Run tasks conditionally in a Databricks job

By default, a job task runs when its dependencies have run and have all succeeded, but you can also configure tasks in a Databricks job to only run when specific conditions are met. For example, you can use the Run if condition to run a task even when some or all of its dependencies have failed, allowing your job to recover from failures and continue running.

Change the Run if condition of a task

You can configure a Run if condition when you edit a task with one or more dependencies. To add the condition to the task, select the condition from the Run if dropdown menu in the task configuration. The Run if condition is evaluated after all task dependencies have been completed. You can also add a Run if condition when you add a new task with one or more dependencies.

Run if condition options

You can add the following Run if conditions to a task:

  • All succeeded: All dependencies have run and succeeded. This is the default condition to run a task. The task is marked as Upstream failed if the condition is not met.

  • At least one succeeded: At least one dependency has succeeded. The task is marked as Upstream failed if the condition is not met.

  • None failed: None of the dependencies failed, and at least one dependency was run. The task is marked as Upstream failed if the condition is not met.

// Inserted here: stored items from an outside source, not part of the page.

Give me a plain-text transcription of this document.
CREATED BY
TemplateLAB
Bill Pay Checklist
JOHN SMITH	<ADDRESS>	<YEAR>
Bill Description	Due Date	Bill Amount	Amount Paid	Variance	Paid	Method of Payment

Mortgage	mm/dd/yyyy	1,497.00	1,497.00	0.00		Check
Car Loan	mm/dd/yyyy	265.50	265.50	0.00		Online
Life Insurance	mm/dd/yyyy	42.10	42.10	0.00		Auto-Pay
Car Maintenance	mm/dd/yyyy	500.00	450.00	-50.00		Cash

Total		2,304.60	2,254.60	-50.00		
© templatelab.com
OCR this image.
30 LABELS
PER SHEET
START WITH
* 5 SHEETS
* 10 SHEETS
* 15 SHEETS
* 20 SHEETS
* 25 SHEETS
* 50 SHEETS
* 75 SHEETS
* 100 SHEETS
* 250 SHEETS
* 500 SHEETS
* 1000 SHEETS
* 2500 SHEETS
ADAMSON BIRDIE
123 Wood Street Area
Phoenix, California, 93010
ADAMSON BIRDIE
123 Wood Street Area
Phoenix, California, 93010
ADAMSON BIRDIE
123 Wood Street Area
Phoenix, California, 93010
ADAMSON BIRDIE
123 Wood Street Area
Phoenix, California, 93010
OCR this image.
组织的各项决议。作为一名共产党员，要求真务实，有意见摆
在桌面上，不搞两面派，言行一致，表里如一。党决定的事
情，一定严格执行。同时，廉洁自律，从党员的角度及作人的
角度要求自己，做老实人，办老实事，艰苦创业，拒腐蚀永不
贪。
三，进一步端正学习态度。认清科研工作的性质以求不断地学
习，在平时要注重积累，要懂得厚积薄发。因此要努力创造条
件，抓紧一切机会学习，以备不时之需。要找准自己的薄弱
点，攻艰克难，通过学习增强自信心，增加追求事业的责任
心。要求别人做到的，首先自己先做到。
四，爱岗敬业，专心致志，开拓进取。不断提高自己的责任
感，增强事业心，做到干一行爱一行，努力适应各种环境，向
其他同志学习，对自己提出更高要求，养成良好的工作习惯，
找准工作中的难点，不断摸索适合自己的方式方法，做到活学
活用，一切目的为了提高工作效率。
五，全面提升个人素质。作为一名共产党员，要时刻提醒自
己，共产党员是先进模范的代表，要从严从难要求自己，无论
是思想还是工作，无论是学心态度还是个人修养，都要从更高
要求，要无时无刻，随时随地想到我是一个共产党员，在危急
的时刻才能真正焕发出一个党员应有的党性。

  • All done: The task is run after all its dependencies have run, regardless of the status of the dependent runs. This condition allows you to define a task that is run without depending on the outcome of its dependent tasks.

  • At least one failed: At least one dependency failed. The task is marked as Excluded if the condition is not met.

  • All failed: All dependencies have failed. The task is marked as Excluded if the condition is not met.

Note

  • Tasks configured to handle failures are marked as Excluded if their Run if condition is not met. Excluded tasks are skipped and are treated as successful.

  • If all task dependencies are excluded, the task is also excluded, regardless of its Run if condition.

  • If you cancel a task run, the cancellation propagates through downstream tasks, and tasks with a Run if condition that handles failure are run, for example, to ensure a cleanup task runs when a task run is canceled.

How does Databricks Jobs determine job run status?

Databricks Jobs determines whether a job run was successful based on the outcome of the job’s leaf tasks. A leaf task is a task that has no downstream dependencies. A job run can have one of three outcomes:

  • Succeeded: All tasks were successful.

  • Succeeded with failures: Some tasks failed, but all leaf tasks were successful.

  • Failed: One or more leaf tasks failed.